# Buffalo Weed ID



## JustinChoy

Hi Guys,

Seeking some help here. As per the pics, I have this creeping weed throughout my Sir Walter Buffalo.

The pics taken are after a fresh mow, however normally it generate a really tall, thin bladed grass looking growth that grows a lot quicker and taller than my Buffalo.

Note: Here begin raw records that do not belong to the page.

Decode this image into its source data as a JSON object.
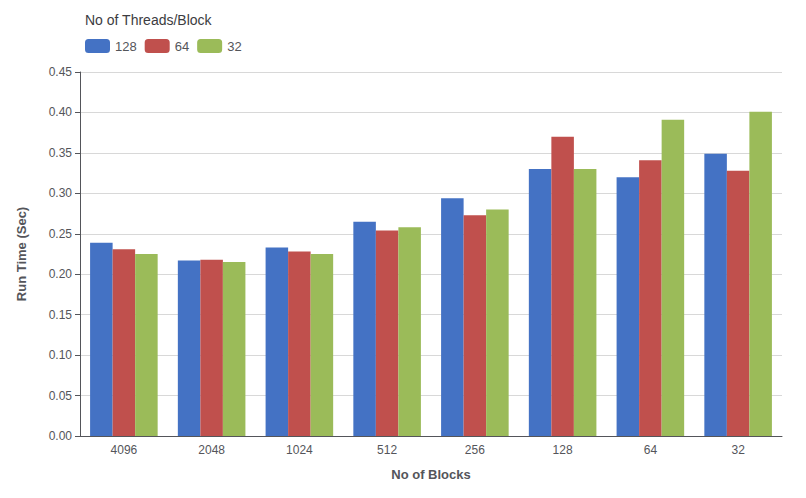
{
  "chart_data": {
    "type": "bar",
    "categories": [
      "4096",
      "2048",
      "1024",
      "512",
      "256",
      "128",
      "64",
      "32"
    ],
    "series": [
      {
        "name": "128",
        "color": "#4472C4",
        "values": [
          0.239,
          0.217,
          0.233,
          0.265,
          0.294,
          0.33,
          0.32,
          0.349
        ]
      },
      {
        "name": "64",
        "color": "#C0504D",
        "values": [
          0.231,
          0.218,
          0.228,
          0.254,
          0.273,
          0.37,
          0.341,
          0.328
        ]
      },
      {
        "name": "32",
        "color": "#9BBB59",
        "values": [
          0.225,
          0.215,
          0.225,
          0.258,
          0.28,
          0.33,
          0.391,
          0.401
        ]
      }
    ],
    "xlabel": "No of Blocks",
    "ylabel": "Run Time (Sec)",
    "legend_title": "No of Threads/Block",
    "legend": "upper left",
    "ylim": [
      0,
      0.45
    ],
    "yticks": [
      {
        "value": 0,
        "label": "0.00"
      },
      {
        "value": 0.05,
        "label": "0.05"
      },
      {
        "value": 0.1,
        "label": "0.10"
      },
      {
        "value": 0.15,
        "label": "0.15"
      },
      {
        "value": 0.2,
        "label": "0.20"
      },
      {
        "value": 0.25,
        "label": "0.25"
      },
      {
        "value": 0.3,
        "label": "0.30"
      },
      {
        "value": 0.35,
        "label": "0.35"
      },
      {
        "value": 0.4,
        "label": "0.40"
      },
      {
        "value": 0.45,
        "label": "0.45"
      }
    ],
    "grid": true
  }
}
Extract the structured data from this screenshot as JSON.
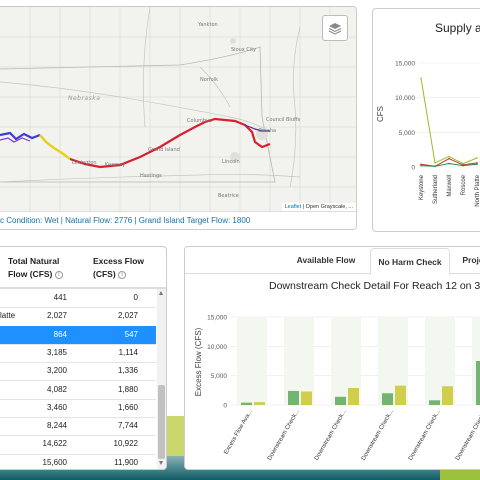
{
  "map": {
    "place_labels": [
      {
        "name": "Yankton",
        "cls": ""
      },
      {
        "name": "Sioux City",
        "cls": ""
      },
      {
        "name": "Norfolk",
        "cls": ""
      },
      {
        "name": "Nebraska",
        "cls": "state"
      },
      {
        "name": "Council Bluffs",
        "cls": ""
      },
      {
        "name": "Omaha",
        "cls": ""
      },
      {
        "name": "Grand Island",
        "cls": ""
      },
      {
        "name": "Kearney",
        "cls": ""
      },
      {
        "name": "Hastings",
        "cls": ""
      },
      {
        "name": "Lincoln",
        "cls": ""
      },
      {
        "name": "Beatrice",
        "cls": ""
      },
      {
        "name": "Lexington",
        "cls": ""
      },
      {
        "name": "Columbus",
        "cls": ""
      }
    ],
    "layers_button_icon": "layers-icon",
    "attribution": {
      "leaflet": "Leaflet",
      "rest": " | Open Grayscale, ..."
    },
    "status_text": "c Condition: Wet | Natural Flow: 2776 | Grand Island Target Flow: 1800",
    "river_colors": {
      "upstream": "#3b3bd6",
      "middle": "#e8d020",
      "downstream": "#d62030"
    }
  },
  "supply": {
    "title": "Supply ar",
    "y_label": "CFS",
    "y_ticks": [
      "15,000",
      "10,000",
      "5,000",
      "0"
    ],
    "x_labels": [
      "Keystone",
      "Sutherland",
      "Maxwell",
      "Roscoe",
      "North Platte"
    ]
  },
  "chart_data": [
    {
      "type": "line",
      "title": "Supply ar",
      "ylabel": "CFS",
      "ylim": [
        0,
        15000
      ],
      "categories": [
        "Keystone",
        "Sutherland",
        "Maxwell",
        "Roscoe",
        "North Platte"
      ],
      "series": [
        {
          "color": "#9fb92a",
          "values": [
            12800,
            600,
            1500,
            500,
            1300
          ]
        },
        {
          "color": "#c0392b",
          "values": [
            400,
            100,
            1200,
            300,
            600
          ]
        },
        {
          "color": "#27884a",
          "values": [
            200,
            100,
            500,
            200,
            400
          ]
        }
      ]
    },
    {
      "type": "bar",
      "title": "Downstream Check Detail For Reach 12 on 3",
      "ylabel": "Excess Flow (CFS)",
      "ylim": [
        0,
        15000
      ],
      "y_ticks": [
        "15,000",
        "10,000",
        "5,000",
        "0"
      ],
      "grid": true,
      "categories": [
        "Excess Flow Ava...",
        "Downstream Check...",
        "Downstream Check...",
        "Downstream Check...",
        "Downstream Check...",
        "Downstream Check..."
      ],
      "series": [
        {
          "color": "#5aa85a",
          "values": [
            400,
            2400,
            1400,
            2000,
            800,
            7500
          ]
        },
        {
          "color": "#c8c830",
          "values": [
            500,
            2300,
            2900,
            3300,
            3200,
            6400
          ]
        }
      ]
    }
  ],
  "table": {
    "headers": {
      "col1": "Total Natural Flow (CFS)",
      "col2": "Excess Flow (CFS)"
    },
    "rows": [
      {
        "name": "",
        "total": "441",
        "excess": "0",
        "selected": false
      },
      {
        "name": "latte",
        "total": "2,027",
        "excess": "2,027",
        "selected": false
      },
      {
        "name": "",
        "total": "864",
        "excess": "547",
        "selected": true
      },
      {
        "name": "",
        "total": "3,185",
        "excess": "1,114",
        "selected": false
      },
      {
        "name": "",
        "total": "3,200",
        "excess": "1,336",
        "selected": false
      },
      {
        "name": "",
        "total": "4,082",
        "excess": "1,880",
        "selected": false
      },
      {
        "name": "",
        "total": "3,460",
        "excess": "1,660",
        "selected": false
      },
      {
        "name": "",
        "total": "8,244",
        "excess": "7,744",
        "selected": false
      },
      {
        "name": "",
        "total": "14,622",
        "excess": "10,922",
        "selected": false
      },
      {
        "name": "",
        "total": "15,600",
        "excess": "11,900",
        "selected": false
      }
    ]
  },
  "detail": {
    "tabs": [
      "Available Flow",
      "No Harm Check",
      "Proje"
    ],
    "active_tab": 1,
    "title": "Downstream Check Detail For Reach 12 on 3"
  }
}
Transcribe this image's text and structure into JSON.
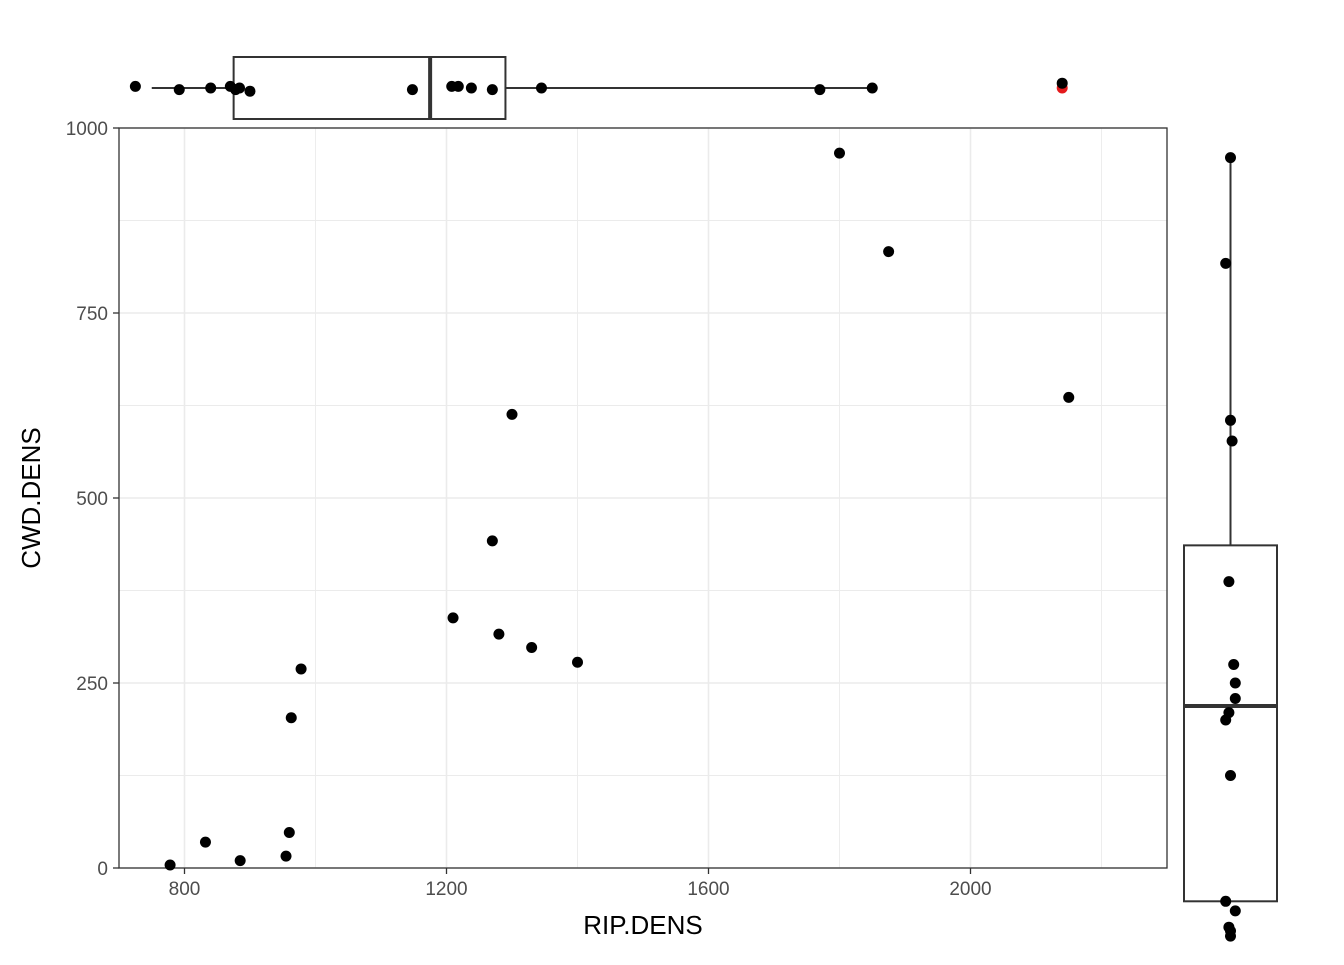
{
  "chart_data": {
    "type": "scatter",
    "xlabel": "RIP.DENS",
    "ylabel": "CWD.DENS",
    "xlim": [
      700,
      2300
    ],
    "ylim": [
      0,
      1000
    ],
    "x_ticks": [
      800,
      1200,
      1600,
      2000
    ],
    "y_ticks": [
      0,
      250,
      500,
      750,
      1000
    ],
    "grid": true,
    "point_color": "#000000",
    "highlight_color": "#e41a1c",
    "points": [
      {
        "x": 778,
        "y": 4
      },
      {
        "x": 832,
        "y": 35
      },
      {
        "x": 885,
        "y": 10
      },
      {
        "x": 955,
        "y": 16
      },
      {
        "x": 960,
        "y": 48
      },
      {
        "x": 963,
        "y": 203
      },
      {
        "x": 978,
        "y": 269
      },
      {
        "x": 1210,
        "y": 338
      },
      {
        "x": 1270,
        "y": 442
      },
      {
        "x": 1280,
        "y": 316
      },
      {
        "x": 1300,
        "y": 613
      },
      {
        "x": 1330,
        "y": 298
      },
      {
        "x": 1400,
        "y": 278
      },
      {
        "x": 1800,
        "y": 966
      },
      {
        "x": 1875,
        "y": 833
      },
      {
        "x": 2150,
        "y": 636
      }
    ],
    "marginal_x_boxplot": {
      "min": 750,
      "q1": 875,
      "median": 1175,
      "q3": 1290,
      "max": 1850,
      "outliers": [
        2140
      ],
      "jitter_points": [
        725,
        792,
        840,
        870,
        878,
        884,
        900,
        1148,
        1208,
        1218,
        1238,
        1270,
        1345,
        1770,
        1850,
        2140
      ]
    },
    "marginal_y_boxplot": {
      "min": -45,
      "q1": -45,
      "median": 219,
      "q3": 436,
      "max": 960,
      "jitter_points": [
        960,
        817,
        605,
        577,
        387,
        275,
        250,
        229,
        210,
        200,
        125,
        -45,
        -58,
        -80,
        -85,
        -92
      ]
    }
  }
}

I pulled out the runners as per the pic.

Any ideas what it is and how I best treat it?

Thanks in advance...


----------



## Spammage

@JustinChoy looks like Kikuyu grass. No idea how to get rid of it in St Augustine/Buffalo. @Greendoc might have the knowledge you seek.


----------



## JustinChoy

Spammage said:


> @JustinChoy looks like Kikuyu grass. No idea how to get rid of it in St Augustine/Buffalo. @Greendoc might have the knowledge you seek.


Appreciate the response


----------



## Greendoc

In Australia, there is nothing sold that will kill Kikuyu in St Augustine.


----------



## JustinChoy

Greendoc said:


> In Australia, there is nothing sold that will kill Kikuyu in St Augustine.


Thanks mate.

So my only option is to pull it out, Round Up and start again?


----------



## Greendoc

Basically. My suggestion is to spray it. Pull it out. Wait for it to come back and spray it again.


----------